The word "untouched" in the title and throughout the song carries a double meaning. It refers simultaneously to the narrator's physical state of being apart from the desired person, literally not being touched by them, and to a more metaphorical sense of incompleteness: the feeling that without the presence of this particular person, something essential is missing, that the narrator exists in an unrealized state. This sense of incompleteness in absence gives the song its particular emotional register, framing romantic connection not as a pleasant addition to an otherwise complete existence but as something closer to a necessity.
The lyrical framing positions the song within a tradition of pop and rock songs that treat romantic intensity with a kind of hyperbolic, extreme language that matches the subjective experience of infatuation. The exaggerated vocabulary of desire, the suggestion that separation is physically unbearable, reflects the genuine phenomenology of intense romantic feeling, particularly the early stages of romantic attachment when the neurological and emotional effects of attraction are most pronounced. The song takes this subjective experience seriously rather than moderating it to a more reasonable register, and this willingness to embrace emotional extremity was a significant element of its appeal.
The production reinforces the thematic content with remarkable consistency. The song's relentlessly driven sonic energy, its compressed, loud production and refusal to offer quiet moments of reflection, creates an aural equivalent to the state of obsessive preoccupation being described. There is no sonic space in the track for calm or distance, just as there is no emotional space for detachment in the narrator's experience. This integration of production and thematic content gives "Untouched" a coherence that elevates it above songs where the emotional subject and the sonic delivery exist in less precise alignment.
As a recording by twin sisters, the song also carries an implicit dimension related to intimate companionship and shared experience. The blending of Jessica and Lisa Origliasso's voices in the performance creates a vocal texture that mirrors the lyrical theme of connection and merging, with the individual voices sometimes indistinguishable from each other, suggesting a kind of ideal togetherness that parallels the romantic union being described in the lyrics.
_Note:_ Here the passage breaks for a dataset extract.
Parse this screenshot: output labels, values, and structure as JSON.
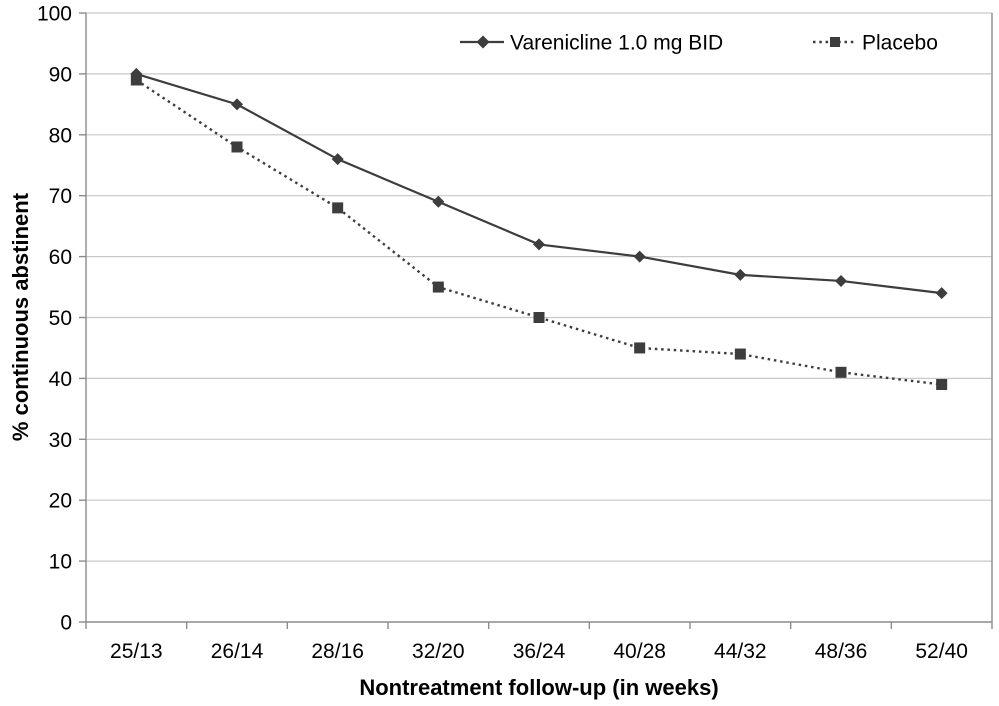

Culturally, "Untouched" was received as an example of a pop-rock track that treated female desire with the same directness and intensity that male-voiced rock songs had long claimed as their prerogative. The unapologetic foregrounding of female romantic desire as overwhelming and urgent, without softening or apologizing for its intensity, was a component of the song's reception that resonated with audiences who appreciated seeing this emotional experience given the full sonic treatment it deserved rather than being modulated into something more conventionally demure.